Plaignant
M. et Mme Michel Gagnon
Mis en cause
M. Gilles Pétel,
journaliste et responsable de la direction; M. Jean-François
Guénette, éditeur et l’hebdomadaire
Le Magazine de Saint-Lambert
Résumé de la plainte
M. et Mme Gagnon portent plainte contre le
journaliste Gilles Pétel et l’hebdomadaire
Le Magazine de Saint-Lambert pour manque
d’objectivité dans leurs textes, concernant la vie politique de la Ville de
Saint-Lambert.
Griefs du plaignant
M. et Mme Gagnon portent plainte contre le
journaliste Gilles Pétel et l’hebdomadaire
Le Magazine.
Ils estiment que, dans son ensemble, le journal fait preuve d’un manque
d’objectivité dans ses textes, concernant la politique municipale de
Saint-Lambert.
Ils accusent principalement le journaliste
de formuler des attaques personnelles envers d’actuels membres du conseil
municipal, auparavant liés au mouvement défusionniste.
Les plaignants mentionnent, comme exemple
d’attaque personnelle, un article du Magazine
publié en octobre 2005, concernant le résultat d’un débat public entre deux
candidats aux élections municipales. Le
Magazine rapporte que le candidat partisan de la défusion
(M.Sean Finn, l’actuel maire de Saint-Lambert)
aurait perdu ce débat, alors que les plaignants affirment qu’il l’a remporté.
Ils estiment que le journal est biaisé et refuse de rapporter la vérité.

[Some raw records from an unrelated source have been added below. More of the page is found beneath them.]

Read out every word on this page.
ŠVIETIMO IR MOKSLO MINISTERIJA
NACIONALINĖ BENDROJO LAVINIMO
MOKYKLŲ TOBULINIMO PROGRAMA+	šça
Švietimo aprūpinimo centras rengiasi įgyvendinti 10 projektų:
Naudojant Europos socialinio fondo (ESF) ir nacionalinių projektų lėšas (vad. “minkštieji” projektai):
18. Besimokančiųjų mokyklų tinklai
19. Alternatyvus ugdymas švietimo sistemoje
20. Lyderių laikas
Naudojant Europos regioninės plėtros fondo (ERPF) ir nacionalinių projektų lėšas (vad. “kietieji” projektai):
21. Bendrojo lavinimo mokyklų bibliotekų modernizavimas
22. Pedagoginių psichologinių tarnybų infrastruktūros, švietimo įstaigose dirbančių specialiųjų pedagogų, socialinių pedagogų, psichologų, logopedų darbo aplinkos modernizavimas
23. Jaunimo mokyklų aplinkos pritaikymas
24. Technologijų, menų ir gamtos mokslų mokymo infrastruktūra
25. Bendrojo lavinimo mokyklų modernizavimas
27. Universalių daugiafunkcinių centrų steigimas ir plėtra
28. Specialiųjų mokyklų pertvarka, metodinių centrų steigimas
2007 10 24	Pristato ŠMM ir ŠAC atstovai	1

M. et Mme Gagnon accusent aussi M.
Pétel d’écrire des reportages sur la vie politique de
Saint-Lambert alors qu’il n’assisterait que rarement aux réunions du conseil
municipal. De plus, ils s’interrogent sur le fait que M. Pétel
semble au courant des événements du conseil municipal avant qu’ils n’aient
lieu.
En outre, ils dénoncent une absence de
révision linguistique des articles et considèrent que
LeMagazine comporte de nombreuses fautes en français et en
anglais.
Dans un courriel envoyé précédemment à
l’éditeur, ils accusaient le journal de ne pas savoir rapporter de simples
faits, à savoir la victoire de M. Finn, lors du débat cité ci-dessus. Selon les
plaignants, le journaliste interpréterait les faits et laisserait son opinion
les déformer. En réponse à ce courriel, M. Pétel
dénonçait leur «partisanerie» et leurs
«conclusions farfelues». Il indiquait les différentes sources qui
lui auraient permis d’écrire que M. Finn avait perdu le débat et précisait
qu’il ne faisait connaître ses opinions que dans sa chronique
«Parlons-en».
Dans l’édition du mercredi 1er
mars 2006, les plaignants ont annoté certains articles en y pointant leurs
griefs. Les articles visés sont la une, différents articles concernant le
budget municipal de la ville ainsi que la chronique «Parlons-en» de
M.Pétel. Les plaignants mettent en relief ce
qu’ils considèrent comme des attaques personnelles et des manquements à
l’objectivité. Ils dénoncent aussi un manque d’équilibre dans un article
intitulé «Réactions au budget de Saint-Lambert, Gilles Grégoire dénonce
Sean Finn» portant sur les réactions de
l’ex-président de l’arrondissement Saint-Lambert/LeMoyne, Gilles Grégoire, au
budget municipal. Ces réactions ne seraient équilibrées par aucun autre point
de vue.
Commentaires du mis en cause
M. Pétel réplique
à la plainte en commentant les différentes pièces jointes.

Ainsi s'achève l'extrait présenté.